A note about fee-based advisors

Some advisors follow a hybrid revenue model. They charge a fee for advice but they also get paid a commission. Often these types of advisors are found in brokerage firms trying to upgrade their image without making a clean break from the conflict-riddled commission habit. Personally, I dislike this model even more than the straight commission approach. At least with a straight commission advisor you know what you are dealing with.

The power of being a fiduciary

To say someone is a fiduciary means that person is legally required to put your interests first. It is a very high legal standard and most financial advisors do not qualify. For example, a broker is not a fiduciary because her first duty is to her brokerage firm, not to you, the client. A financial planner with a big-box firm is not a fiduciary because his primary duty is to the firm that employs (and pays) him, not to you, the client.

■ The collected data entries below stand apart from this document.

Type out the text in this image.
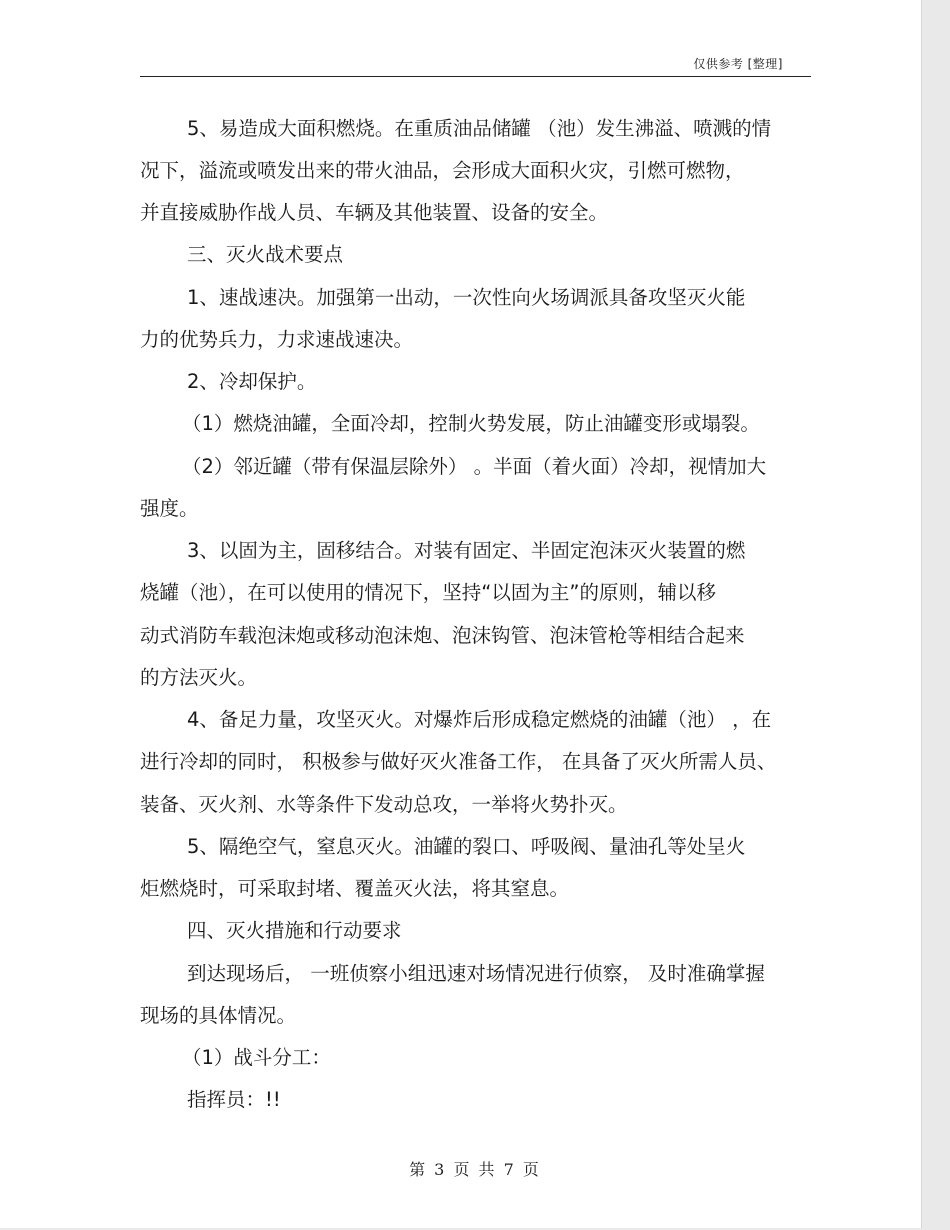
仅供参考 [整理]
5、易造成大面积燃烧。在重质油品储罐 （池）发生沸溢、喷溅的情
况下，溢流或喷发出来的带火油品，会形成大面积火灾，引燃可燃物，
并直接威胁作战人员、车辆及其他装置、设备的安全。
三、灭火战术要点
1、速战速决。加强第一出动，一次性向火场调派具备攻坚灭火能
力的优势兵力，力求速战速决。
2、冷却保护。
（1）燃烧油罐，全面冷却，控制火势发展，防止油罐变形或塌裂。
（2）邻近罐（带有保温层除外） 。半面（着火面）冷却，视情加大
强度。
3、以固为主，固移结合。对装有固定、半固定泡沫灭火装置的燃
烧罐（池），在可以使用的情况下，坚持“以固为主”的原则，辅以移
动式消防车载泡沫炮或移动泡沫炮、泡沫钩管、泡沫管枪等相结合起来
的方法灭火。
4、备足力量，攻坚灭火。对爆炸后形成稳定燃烧的油罐（池） ，在
进行冷却的同时， 积极参与做好灭火准备工作， 在具备了灭火所需人员、
装备、灭火剂、水等条件下发动总攻，一举将火势扑灭。
5、隔绝空气，窒息灭火。油罐的裂口、呼吸阀、量油孔等处呈火
炬燃烧时，可采取封堵、覆盖灭火法，将其窒息。
四、灭火措施和行动要求
到达现场后， 一班侦察小组迅速对场情况进行侦察， 及时准确掌握
现场的具体情况。
（1）战斗分工：
指挥员：!!
第 3 页 共 7 页
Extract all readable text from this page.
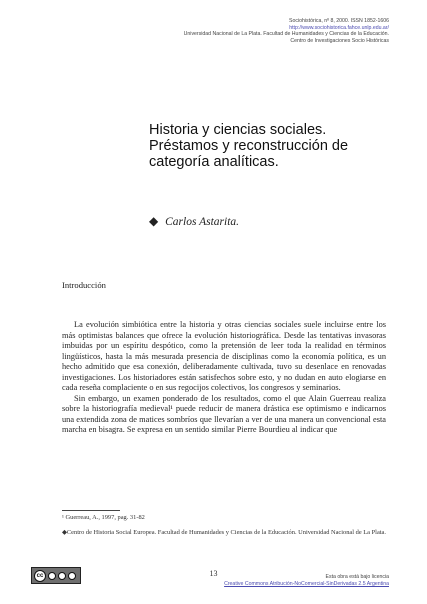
Sociohistórica, nº 8, 2000. ISSN 1852-1606
http://www.sociohistorica.fahce.unlp.edu.ar/
Universidad Nacional de La Plata. Facultad de Humanidades y Ciencias de la Educación.
Centro de Investigaciones Socio Históricas
Historia y ciencias sociales.
Préstamos y reconstrucción de
categoría analíticas.
◆ Carlos Astarita.
Introducción

La evolución simbiótica entre la historia y otras ciencias sociales suele incluirse entre los más optimistas balances que ofrece la evolución historiográfica. Desde las tentativas invasoras imbuidas por un espíritu despótico, como la pretensión de leer toda la realidad en términos lingüísticos, hasta la más mesurada presencia de disciplinas como la economía política, es un hecho admitido que esa conexión, deliberadamente cultivada, tuvo su desenlace en renovadas investigaciones. Los historiadores están satisfechos sobre esto, y no dudan en auto elogiarse en cada reseña complaciente o en sus regocijos colectivos, los congresos y seminarios.

Sin embargo, un examen ponderado de los resultados, como el que Alain Guerreau realiza sobre la historiografía medieval¹ puede reducir de manera drástica ese optimismo e indicarnos una extendida zona de matices sombríos que llevarían a ver de una manera un convencional esta marcha en bisagra. Se expresa en un sentido similar Pierre Bourdieu al indicar que

¹ Guerreau, A., 1997, pag. 31-82
◆Centro de Historia Social Europea. Facultad de Humanidades y Ciencias de la Educación. Universidad Nacional de La Plata.
cc	13	Esta obra está bajo licencia
Creative Commons Atribución-NoComercial-SinDerivadas 2.5 Argentina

However, a fee-only registered investment advisor is a legal fiduciary. As such, she is legally required to put your interests above her personal interests or the interests of her firm. In a nutshell, working with an advisor who is a fiduciary means you have a legal right to trust that the advisor is really working for you. Why would you settle for anything less?

Watch out for labels

Let me conclude with one final caveat: be careful about labels. There are almost as many labels put on financial advisors as there are flavors of ice cream. Some labels are merely marketing hype. For example, in an attempt to upgrade their image, several major brokerage firms now call their brokers "financial consultants." But they are still just brokers. These firms' are still sales machines driven by production quotas and preferred product lines. So when you are shopping for an advisor, be careful. Look beyond the label at the way the advisor operates. Remember, if it walks like a broker and talks like a broker, then it probably is a broker -- no matter what label is attached.